Moebius Syndrome is a congenital disease considered rare (with 1 in every 120,000 live births in our country) which most visible manifestations are a "mask face", that is, a expressionless face due to the paralysis of the nerves that give movement to the muscles that control mimicry and expression (forehead, eyebrows, eyelids, lips ...), and the lack of blinking and lateral ocular mobility.
The diagnosis of Moebius syndrome is usually made at the time of birth, since the newborn presents an amimic face. Regarding its causes, although it is still a fairly unknown area, there are studies that point to vascular accidents of the embryo during the first trimester of pregnancy (linked to vasoactive drugs, hyperthermia, maternal trauma, etc.) and a congenital component has also been detected in about one third of the cases studied. However, the exact cause of this disease remains unknown and medical literature presents theories that are in conflict.
The treatment of this disease is fundamentally surgical, through two types of surgery: on the one hand, those of active facial resuscitation, which aim to give mobility and facial expression (Myoplasty of temporal muscle elongation according to the Labbé technique, transplantation of a muscle of the thigh to the face,...). On the other hand, there are the techniques that improve the facial static (fascia flaps, tension threads, etc). These procedures are also accompanied by non-surgical therapies, such as the use of artificial tears, facial stimulation, night eye seal, etc.

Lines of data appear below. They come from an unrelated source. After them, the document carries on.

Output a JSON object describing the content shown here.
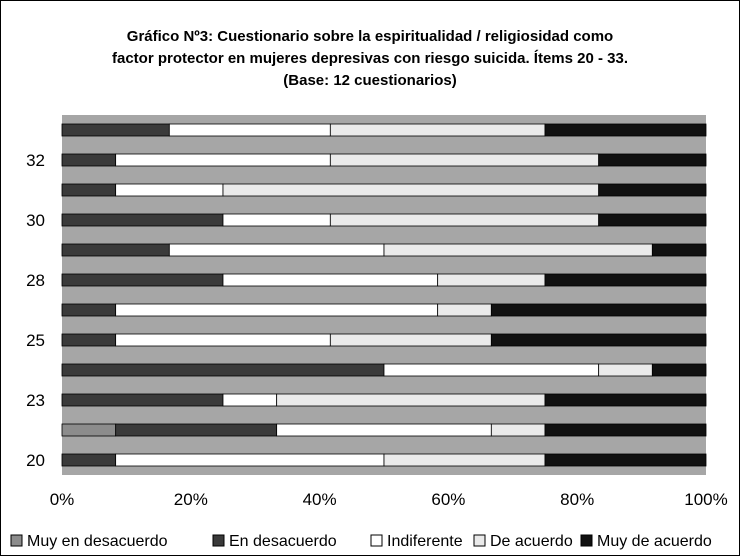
{
  "chart_data": {
    "type": "bar",
    "orientation": "horizontal",
    "stacked": "percent",
    "title_lines": [
      "Gráfico Nº3: Cuestionario sobre la espiritualidad / religiosidad como",
      "factor protector en mujeres depresivas con riesgo suicida. Ítems 20 - 33.",
      "(Base: 12 cuestionarios)"
    ],
    "xlabel": "",
    "ylabel": "",
    "xlim": [
      0,
      100
    ],
    "x_ticks": [
      "0%",
      "20%",
      "40%",
      "60%",
      "80%",
      "100%"
    ],
    "categories": [
      "20",
      "",
      "23",
      "",
      "25",
      "",
      "28",
      "",
      "30",
      "",
      "32",
      ""
    ],
    "series": [
      {
        "name": "Muy en desacuerdo",
        "color": "#8c8c8c",
        "values": [
          0,
          1,
          0,
          0,
          0,
          0,
          0,
          0,
          0,
          0,
          0,
          0
        ]
      },
      {
        "name": "En desacuerdo",
        "color": "#3a3a3a",
        "values": [
          1,
          3,
          3,
          6,
          1,
          1,
          3,
          2,
          3,
          1,
          1,
          2
        ]
      },
      {
        "name": "Indiferente",
        "color": "#ffffff",
        "values": [
          5,
          4,
          1,
          4,
          4,
          6,
          4,
          4,
          2,
          2,
          4,
          3
        ]
      },
      {
        "name": "De acuerdo",
        "color": "#eaeaea",
        "values": [
          3,
          1,
          5,
          1,
          3,
          1,
          2,
          5,
          5,
          7,
          5,
          4
        ]
      },
      {
        "name": "Muy de acuerdo",
        "color": "#111111",
        "values": [
          3,
          3,
          3,
          1,
          4,
          4,
          3,
          1,
          2,
          2,
          2,
          3
        ]
      }
    ],
    "grid": false,
    "plot_background": "#a6a6a6",
    "legend_position": "bottom"
  }
}
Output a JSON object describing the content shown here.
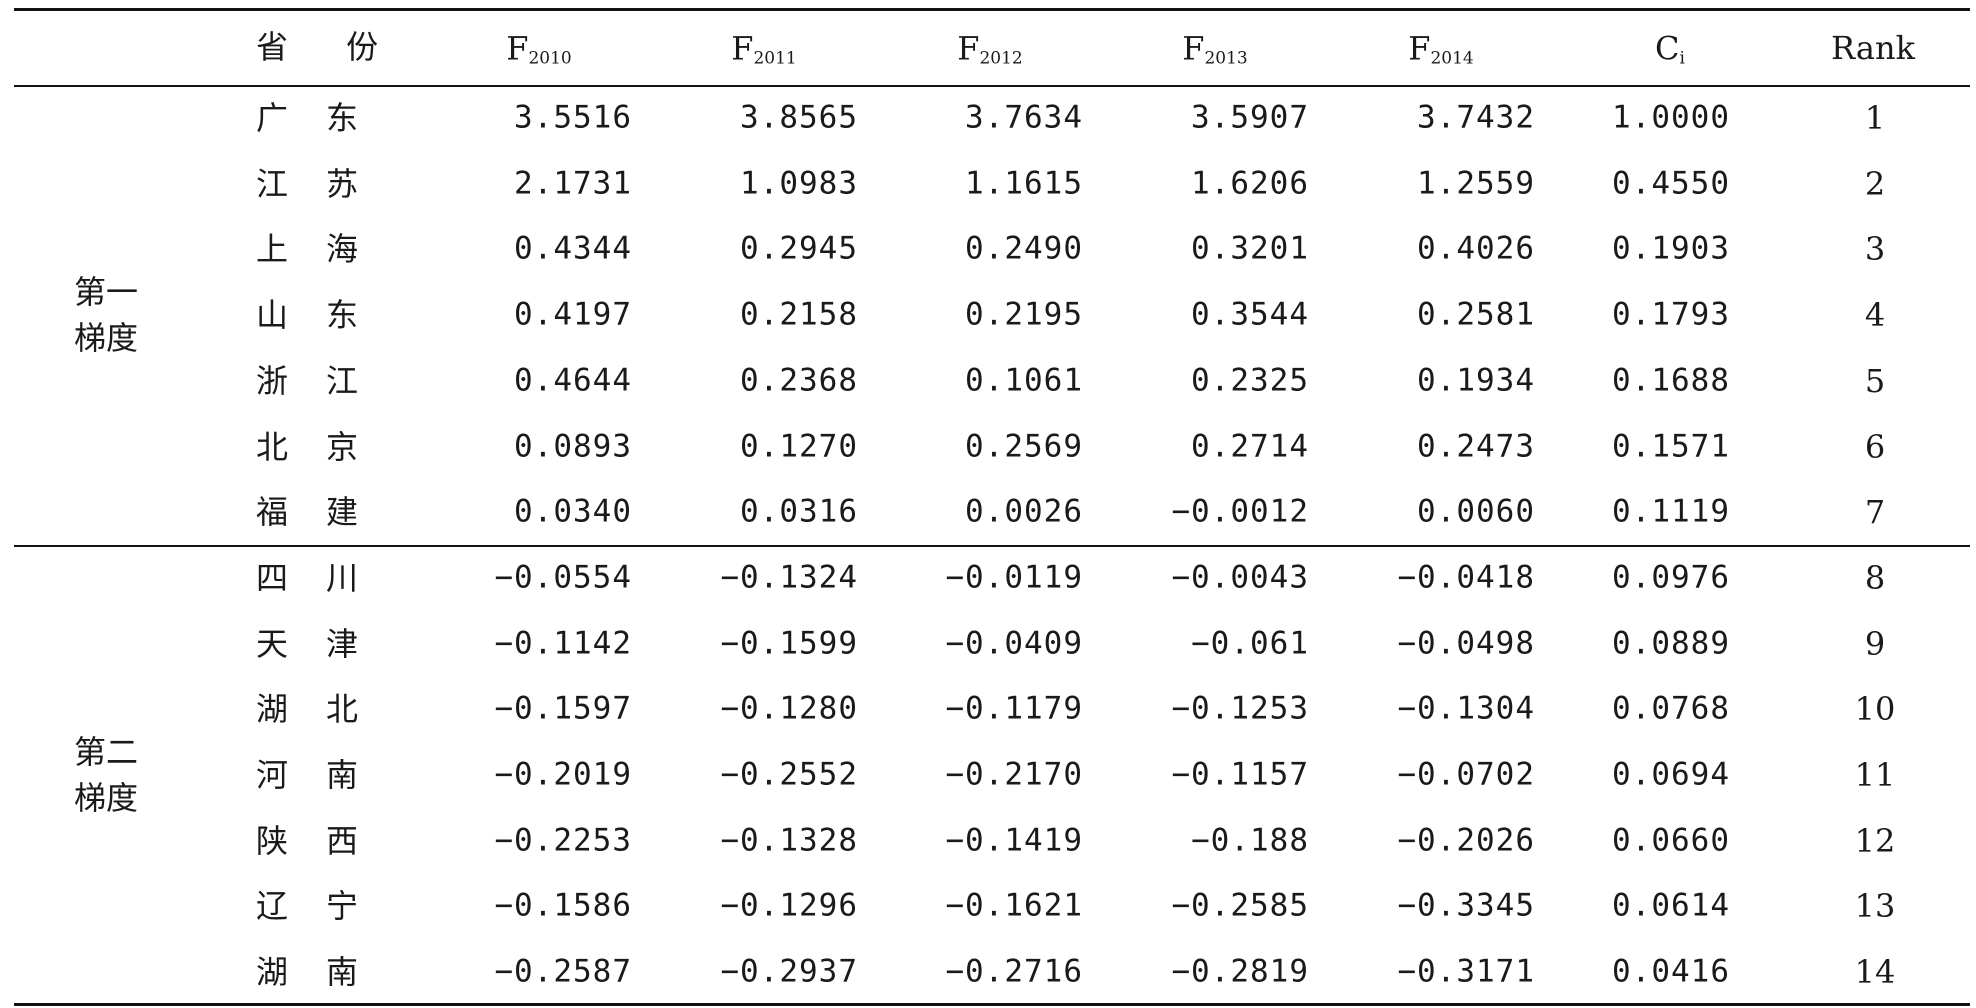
{
  "table": {
    "headers": {
      "province": "省 份",
      "f2010": {
        "base": "F",
        "sub": "2010"
      },
      "f2011": {
        "base": "F",
        "sub": "2011"
      },
      "f2012": {
        "base": "F",
        "sub": "2012"
      },
      "f2013": {
        "base": "F",
        "sub": "2013"
      },
      "f2014": {
        "base": "F",
        "sub": "2014"
      },
      "ci": {
        "base": "C",
        "sub": "i"
      },
      "rank": "Rank"
    },
    "groups": [
      {
        "name": "第一\n梯度",
        "rows": [
          {
            "province": [
              "广",
              "东"
            ],
            "f2010": "3.5516",
            "f2011": "3.8565",
            "f2012": "3.7634",
            "f2013": "3.5907",
            "f2014": "3.7432",
            "ci": "1.0000",
            "rank": "1"
          },
          {
            "province": [
              "江",
              "苏"
            ],
            "f2010": "2.1731",
            "f2011": "1.0983",
            "f2012": "1.1615",
            "f2013": "1.6206",
            "f2014": "1.2559",
            "ci": "0.4550",
            "rank": "2"
          },
          {
            "province": [
              "上",
              "海"
            ],
            "f2010": "0.4344",
            "f2011": "0.2945",
            "f2012": "0.2490",
            "f2013": "0.3201",
            "f2014": "0.4026",
            "ci": "0.1903",
            "rank": "3"
          },
          {
            "province": [
              "山",
              "东"
            ],
            "f2010": "0.4197",
            "f2011": "0.2158",
            "f2012": "0.2195",
            "f2013": "0.3544",
            "f2014": "0.2581",
            "ci": "0.1793",
            "rank": "4"
          },
          {
            "province": [
              "浙",
              "江"
            ],
            "f2010": "0.4644",
            "f2011": "0.2368",
            "f2012": "0.1061",
            "f2013": "0.2325",
            "f2014": "0.1934",
            "ci": "0.1688",
            "rank": "5"
          },
          {
            "province": [
              "北",
              "京"
            ],
            "f2010": "0.0893",
            "f2011": "0.1270",
            "f2012": "0.2569",
            "f2013": "0.2714",
            "f2014": "0.2473",
            "ci": "0.1571",
            "rank": "6"
          },
          {
            "province": [
              "福",
              "建"
            ],
            "f2010": "0.0340",
            "f2011": "0.0316",
            "f2012": "0.0026",
            "f2013": "−0.0012",
            "f2014": "0.0060",
            "ci": "0.1119",
            "rank": "7"
          }
        ]
      },
      {
        "name": "第二\n梯度",
        "rows": [
          {
            "province": [
              "四",
              "川"
            ],
            "f2010": "−0.0554",
            "f2011": "−0.1324",
            "f2012": "−0.0119",
            "f2013": "−0.0043",
            "f2014": "−0.0418",
            "ci": "0.0976",
            "rank": "8"
          },
          {
            "province": [
              "天",
              "津"
            ],
            "f2010": "−0.1142",
            "f2011": "−0.1599",
            "f2012": "−0.0409",
            "f2013": "−0.061",
            "f2014": "−0.0498",
            "ci": "0.0889",
            "rank": "9"
          },
          {
            "province": [
              "湖",
              "北"
            ],
            "f2010": "−0.1597",
            "f2011": "−0.1280",
            "f2012": "−0.1179",
            "f2013": "−0.1253",
            "f2014": "−0.1304",
            "ci": "0.0768",
            "rank": "10"
          },
          {
            "province": [
              "河",
              "南"
            ],
            "f2010": "−0.2019",
            "f2011": "−0.2552",
            "f2012": "−0.2170",
            "f2013": "−0.1157",
            "f2014": "−0.0702",
            "ci": "0.0694",
            "rank": "11"
          },
          {
            "province": [
              "陕",
              "西"
            ],
            "f2010": "−0.2253",
            "f2011": "−0.1328",
            "f2012": "−0.1419",
            "f2013": "−0.188",
            "f2014": "−0.2026",
            "ci": "0.0660",
            "rank": "12"
          },
          {
            "province": [
              "辽",
              "宁"
            ],
            "f2010": "−0.1586",
            "f2011": "−0.1296",
            "f2012": "−0.1621",
            "f2013": "−0.2585",
            "f2014": "−0.3345",
            "ci": "0.0614",
            "rank": "13"
          },
          {
            "province": [
              "湖",
              "南"
            ],
            "f2010": "−0.2587",
            "f2011": "−0.2937",
            "f2012": "−0.2716",
            "f2013": "−0.2819",
            "f2014": "−0.3171",
            "ci": "0.0416",
            "rank": "14"
          }
        ]
      }
    ]
  }
}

Although Moebius syndrome is often accompanied by other physical problems, such as malformations of the feet and hands, strabismus, or cleft palate, those affected do not show any intellectual deficit.

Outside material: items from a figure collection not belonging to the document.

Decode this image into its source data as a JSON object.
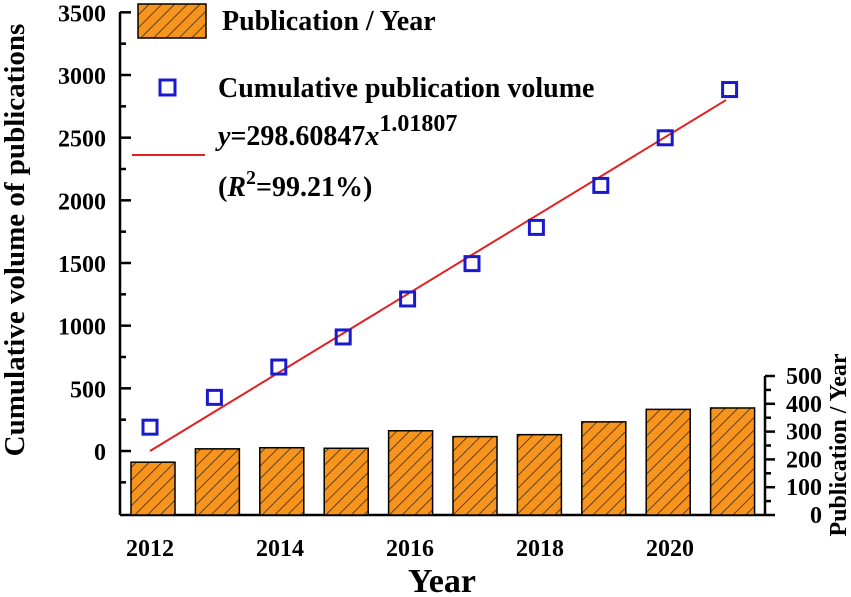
{
  "chart_data": {
    "type": "bar",
    "xlabel": "Year",
    "ylabel": "Cumulative volume of publications",
    "y2label": "Publication / Year",
    "x_ticks": [
      "2012",
      "2014",
      "2016",
      "2018",
      "2020"
    ],
    "ylim": [
      -500,
      3500
    ],
    "y_ticks": [
      0,
      500,
      1000,
      1500,
      2000,
      2500,
      3000,
      3500
    ],
    "y2lim": [
      0,
      500
    ],
    "y2_ticks": [
      0,
      100,
      200,
      300,
      400,
      500
    ],
    "series": [
      {
        "name": "Publication / Year",
        "type": "bar",
        "axis": "right",
        "color": "#f7941d",
        "hatch": true,
        "x": [
          2012,
          2013,
          2014,
          2015,
          2016,
          2017,
          2018,
          2019,
          2020,
          2021
        ],
        "values": [
          190,
          238,
          242,
          240,
          303,
          282,
          289,
          335,
          380,
          385
        ]
      },
      {
        "name": "Cumulative publication volume",
        "type": "scatter",
        "axis": "left",
        "color": "#1a1acc",
        "marker": "open-square",
        "x": [
          2012,
          2013,
          2014,
          2015,
          2016,
          2017,
          2018,
          2019,
          2020,
          2021
        ],
        "values": [
          190,
          428,
          670,
          910,
          1213,
          1495,
          1784,
          2119,
          2499,
          2884
        ]
      },
      {
        "name": "fit",
        "type": "line",
        "axis": "left",
        "color": "#e32020",
        "x": [
          2012,
          2021
        ],
        "values": [
          0,
          2800
        ]
      }
    ],
    "legend": {
      "position": "top-left",
      "bar_label": "Publication / Year",
      "scatter_label": "Cumulative publication volume",
      "fit_eq_prefix": "y",
      "fit_eq_main": "=298.60847",
      "fit_eq_var": "x",
      "fit_eq_exp": "1.01807",
      "r2_open": "(",
      "r2_var": "R",
      "r2_sup": "2",
      "r2_value": "=99.21%)"
    }
  }
}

In the Maxillofacial Institute we have had the opportunity to treat Marta, a patient with Moebius syndrome, whose treatment has consisted mainly of orthognathic surgery to correct her malocclusion and harmonize her facial skeleton, a myoplasty of lengthening of the temporal muscle, to improve mobility of the labial commissures and give her the ability to smile, and finally fascia lata (thigh muscle) grafts to suspend the lower lip, in addition to therapeutic speech therapy sessions.